The Birth Of The Please Don't Do Coke In The Bathroom Sign
2014 saw former knitting store manager, Jessica Kleinmann, open Lyman's Tavern in Washington DC's Columbia Heights. She 'wanted something cute' to hang in its bathroom. And what could be cuter than not doing cocaine?
She knitted a frilly pink circle adorned with flowers around its edges and an electric blue message at its center: 'please don't do coke in the bathroom'.

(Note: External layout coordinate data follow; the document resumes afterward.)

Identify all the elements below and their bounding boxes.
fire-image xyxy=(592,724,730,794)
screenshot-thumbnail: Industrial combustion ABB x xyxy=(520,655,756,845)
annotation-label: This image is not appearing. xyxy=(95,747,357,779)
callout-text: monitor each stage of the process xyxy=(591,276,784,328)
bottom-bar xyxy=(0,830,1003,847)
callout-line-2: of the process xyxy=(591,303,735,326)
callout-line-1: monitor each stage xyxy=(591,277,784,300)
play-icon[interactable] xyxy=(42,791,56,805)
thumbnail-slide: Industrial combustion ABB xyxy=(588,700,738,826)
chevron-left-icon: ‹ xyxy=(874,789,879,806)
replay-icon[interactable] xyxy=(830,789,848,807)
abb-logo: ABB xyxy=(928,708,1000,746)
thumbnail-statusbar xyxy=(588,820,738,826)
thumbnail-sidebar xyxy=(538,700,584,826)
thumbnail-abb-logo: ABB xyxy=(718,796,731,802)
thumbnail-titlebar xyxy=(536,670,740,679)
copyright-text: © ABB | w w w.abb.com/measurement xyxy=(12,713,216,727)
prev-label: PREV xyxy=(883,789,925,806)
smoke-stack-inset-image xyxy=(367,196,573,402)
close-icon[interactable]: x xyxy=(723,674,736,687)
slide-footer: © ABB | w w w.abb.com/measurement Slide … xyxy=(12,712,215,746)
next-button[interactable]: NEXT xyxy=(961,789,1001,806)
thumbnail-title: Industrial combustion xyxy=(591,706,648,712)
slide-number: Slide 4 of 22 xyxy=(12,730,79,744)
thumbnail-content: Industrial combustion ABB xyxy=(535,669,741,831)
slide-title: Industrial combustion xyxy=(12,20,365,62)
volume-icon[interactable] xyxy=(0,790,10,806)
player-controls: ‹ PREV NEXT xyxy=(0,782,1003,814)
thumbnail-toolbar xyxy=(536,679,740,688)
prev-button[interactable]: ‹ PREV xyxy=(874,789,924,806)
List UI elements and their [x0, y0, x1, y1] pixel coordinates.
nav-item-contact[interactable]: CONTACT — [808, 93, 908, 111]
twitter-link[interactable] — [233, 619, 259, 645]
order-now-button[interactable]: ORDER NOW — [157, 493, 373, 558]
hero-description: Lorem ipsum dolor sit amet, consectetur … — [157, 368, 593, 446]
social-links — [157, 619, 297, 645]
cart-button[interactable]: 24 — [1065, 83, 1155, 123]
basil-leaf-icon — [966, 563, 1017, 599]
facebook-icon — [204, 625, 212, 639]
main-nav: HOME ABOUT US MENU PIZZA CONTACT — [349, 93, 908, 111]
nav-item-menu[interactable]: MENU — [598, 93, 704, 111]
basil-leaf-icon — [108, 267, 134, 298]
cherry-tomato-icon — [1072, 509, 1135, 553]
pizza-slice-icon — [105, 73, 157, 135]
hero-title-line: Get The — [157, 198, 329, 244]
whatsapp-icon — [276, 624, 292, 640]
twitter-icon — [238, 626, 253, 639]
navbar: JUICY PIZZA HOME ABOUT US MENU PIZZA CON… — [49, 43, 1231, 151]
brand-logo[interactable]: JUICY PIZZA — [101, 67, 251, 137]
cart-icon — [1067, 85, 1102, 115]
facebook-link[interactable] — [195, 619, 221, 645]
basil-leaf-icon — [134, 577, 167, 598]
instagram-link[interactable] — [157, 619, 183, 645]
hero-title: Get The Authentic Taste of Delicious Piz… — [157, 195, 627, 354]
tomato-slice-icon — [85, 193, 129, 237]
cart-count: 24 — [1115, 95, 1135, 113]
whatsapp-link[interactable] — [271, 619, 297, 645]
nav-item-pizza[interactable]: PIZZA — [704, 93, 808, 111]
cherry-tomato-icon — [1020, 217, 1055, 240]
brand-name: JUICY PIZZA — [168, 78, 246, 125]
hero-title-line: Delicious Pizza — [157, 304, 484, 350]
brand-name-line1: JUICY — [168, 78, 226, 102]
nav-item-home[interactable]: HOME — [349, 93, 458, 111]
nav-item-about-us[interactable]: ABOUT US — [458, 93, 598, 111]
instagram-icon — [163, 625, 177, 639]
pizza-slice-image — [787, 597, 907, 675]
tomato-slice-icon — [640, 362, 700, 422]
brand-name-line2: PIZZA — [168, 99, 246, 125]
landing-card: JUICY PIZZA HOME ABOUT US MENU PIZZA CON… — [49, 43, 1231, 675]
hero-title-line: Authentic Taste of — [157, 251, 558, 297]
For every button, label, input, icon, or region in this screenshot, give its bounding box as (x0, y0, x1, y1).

The sign was an instant hit. It turned heads, started conversations, made people wonder, 'should I or should I not be doing cocaine?'
In time all things grow old however and not doing cocaine in the bathroom is no exception. Years later and the sign had become part of furniture. In Kleinmann's words, 'no one cares anymore.'
New Pretenders On The Please Don't Do Coke In The Bathroom Sign Scene
This is not to say that cocaine, and signs related to not doing it, were themselves on the out, just that new blood was needed in ironic anti-drug game. New blood that came in the form of Jane Jane, a cocktail bar on 14th Street, and l'Ardente, an Italian restaurant on the corner of Massachusetts Av and 2nd Street.

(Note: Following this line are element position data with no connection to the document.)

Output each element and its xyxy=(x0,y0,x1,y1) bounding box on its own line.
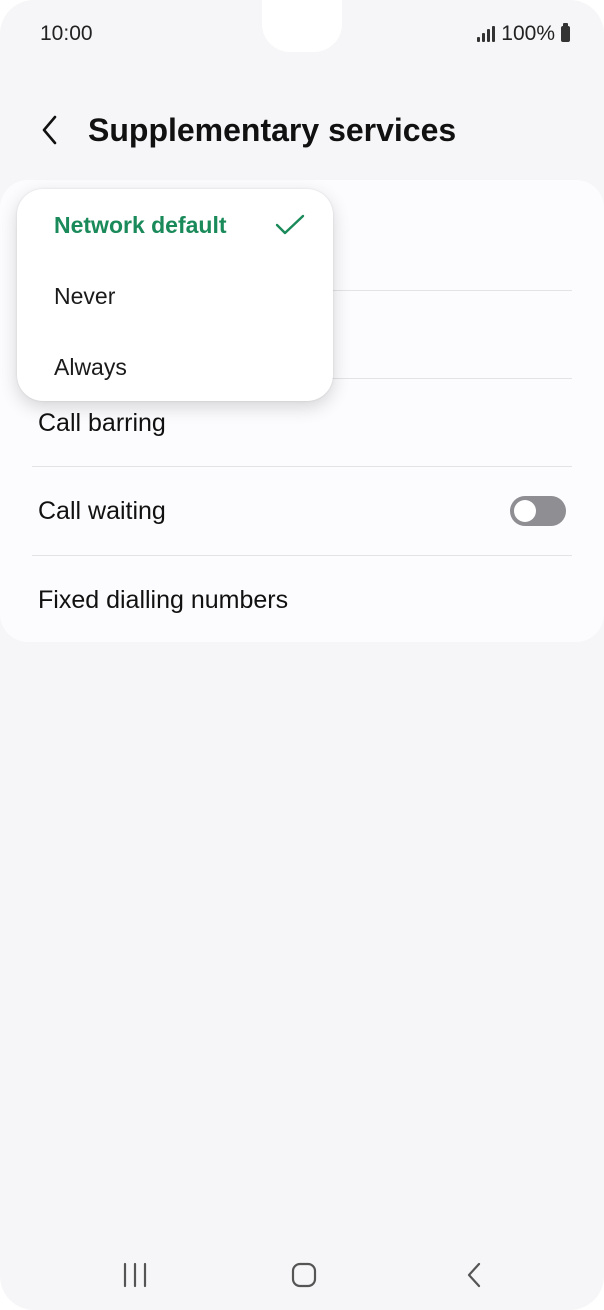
call-waiting-label: Call waiting xyxy=(38,496,166,525)
phone-screen: 10:00 100% Supplementary services Call b… xyxy=(0,0,604,1310)
status-indicators: 100% xyxy=(477,22,570,46)
battery-percentage: 100% xyxy=(501,22,555,45)
signal-icon xyxy=(477,26,496,42)
back-button[interactable] xyxy=(32,108,68,152)
battery-icon xyxy=(561,23,570,42)
call-waiting-row[interactable]: Call waiting xyxy=(38,488,572,534)
call-barring-label: Call barring xyxy=(38,408,166,437)
option-always[interactable]: Always xyxy=(54,342,306,392)
app-header: Supplementary services xyxy=(0,100,604,160)
recents-icon xyxy=(123,1262,147,1288)
dropdown-popup: Network default Never Always xyxy=(17,189,333,401)
option-label: Network default xyxy=(54,211,227,238)
home-button[interactable] xyxy=(274,1250,334,1300)
chevron-left-icon xyxy=(42,115,57,145)
status-time: 10:00 xyxy=(40,22,93,45)
page-title: Supplementary services xyxy=(88,111,457,148)
camera-notch xyxy=(262,0,342,52)
recents-button[interactable] xyxy=(105,1250,165,1300)
divider xyxy=(32,555,572,556)
divider xyxy=(32,466,572,467)
call-barring-row[interactable]: Call barring xyxy=(38,400,572,446)
fixed-dialling-numbers-label: Fixed dialling numbers xyxy=(38,585,289,614)
home-icon xyxy=(291,1262,317,1288)
option-never[interactable]: Never xyxy=(54,271,306,321)
nav-back-button[interactable] xyxy=(444,1250,504,1300)
navigation-bar xyxy=(0,1250,604,1300)
back-icon xyxy=(467,1262,481,1288)
option-label: Never xyxy=(54,282,116,309)
fixed-dialling-numbers-row[interactable]: Fixed dialling numbers xyxy=(38,577,572,623)
checkmark-icon xyxy=(275,214,305,235)
option-network-default[interactable]: Network default xyxy=(54,200,306,250)
call-waiting-toggle[interactable] xyxy=(510,496,566,526)
option-label: Always xyxy=(54,353,127,380)
toggle-knob xyxy=(514,500,536,522)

Whereas Jane Jane opted for a revivalist knitted update of Kleinmann's classic sign, l'Ardente decided to take things in a bold new direction. Vsionaries that they were, they draped their walls in large blue neon letters.

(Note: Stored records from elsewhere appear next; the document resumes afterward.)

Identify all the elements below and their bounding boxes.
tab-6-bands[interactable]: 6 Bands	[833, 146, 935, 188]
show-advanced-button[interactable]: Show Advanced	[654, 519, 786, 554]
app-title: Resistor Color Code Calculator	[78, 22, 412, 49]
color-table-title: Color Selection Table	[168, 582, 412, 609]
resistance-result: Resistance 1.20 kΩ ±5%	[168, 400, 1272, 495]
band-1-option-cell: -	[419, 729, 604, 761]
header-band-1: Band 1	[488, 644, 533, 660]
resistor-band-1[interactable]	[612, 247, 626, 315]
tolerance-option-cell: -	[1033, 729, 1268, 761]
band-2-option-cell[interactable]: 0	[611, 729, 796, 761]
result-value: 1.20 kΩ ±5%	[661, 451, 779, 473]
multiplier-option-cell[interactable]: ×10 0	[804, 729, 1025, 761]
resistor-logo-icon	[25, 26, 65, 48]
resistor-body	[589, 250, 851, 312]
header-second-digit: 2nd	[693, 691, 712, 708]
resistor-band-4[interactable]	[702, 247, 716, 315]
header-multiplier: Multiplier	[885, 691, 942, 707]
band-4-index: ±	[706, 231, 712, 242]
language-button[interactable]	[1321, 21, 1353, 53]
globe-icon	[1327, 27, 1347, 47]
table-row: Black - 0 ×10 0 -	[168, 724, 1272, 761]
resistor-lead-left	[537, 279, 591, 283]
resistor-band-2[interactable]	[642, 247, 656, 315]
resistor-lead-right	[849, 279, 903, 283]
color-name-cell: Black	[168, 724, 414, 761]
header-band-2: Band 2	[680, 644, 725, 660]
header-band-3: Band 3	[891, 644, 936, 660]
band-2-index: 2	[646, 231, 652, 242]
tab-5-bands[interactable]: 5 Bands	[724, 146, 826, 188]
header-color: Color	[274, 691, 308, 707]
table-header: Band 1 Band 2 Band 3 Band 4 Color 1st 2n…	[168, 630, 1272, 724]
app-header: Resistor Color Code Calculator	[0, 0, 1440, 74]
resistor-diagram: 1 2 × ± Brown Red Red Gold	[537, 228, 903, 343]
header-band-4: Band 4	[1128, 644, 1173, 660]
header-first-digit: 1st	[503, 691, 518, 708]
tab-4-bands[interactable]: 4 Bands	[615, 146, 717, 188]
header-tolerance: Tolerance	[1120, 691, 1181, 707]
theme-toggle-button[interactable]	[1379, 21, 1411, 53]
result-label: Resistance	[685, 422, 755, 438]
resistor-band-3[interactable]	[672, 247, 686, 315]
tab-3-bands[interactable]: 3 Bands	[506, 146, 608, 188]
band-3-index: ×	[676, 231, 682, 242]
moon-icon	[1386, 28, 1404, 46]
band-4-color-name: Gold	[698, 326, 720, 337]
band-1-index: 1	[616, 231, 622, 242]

'Please don't do coke in the bathroom'
There's was a drug-free bathroom and they wanted to people to know about it. More than that, in fact, they wanted people to know they had bathrooms full-stop. Before the sign people were having considerable trouble finding where the damned things were.
When called upon for comment the restaurants co-owner Eric Eden said, 'we wanted to make this space feel elegant, but we didn't want it to be off-putting'.
You can't help but wonder just who exactly they didn't want to put off.
Do Please Don't Do Coke In The Bathroom Signs Actually Work?
Eden went on to add that, since erecting the sign, he's actually had one customer claim not to be able to use their bathroom anymore, although he thinks they may have been joking.
Sabatier, owner of Jane Jane, goes one step further saying, 'I've found coke bags in the bathroom, sure'. And Kleinmann, godmother of the sign, had this to say on the matter: 'it's a bathroom. People are going to do things.'
So there we have it, putting up an anti-drug sign in your bathroom may discourage some people from snorting but at the end of the day it will remain a bathroom, and if it's a bathroom then people are going to do things.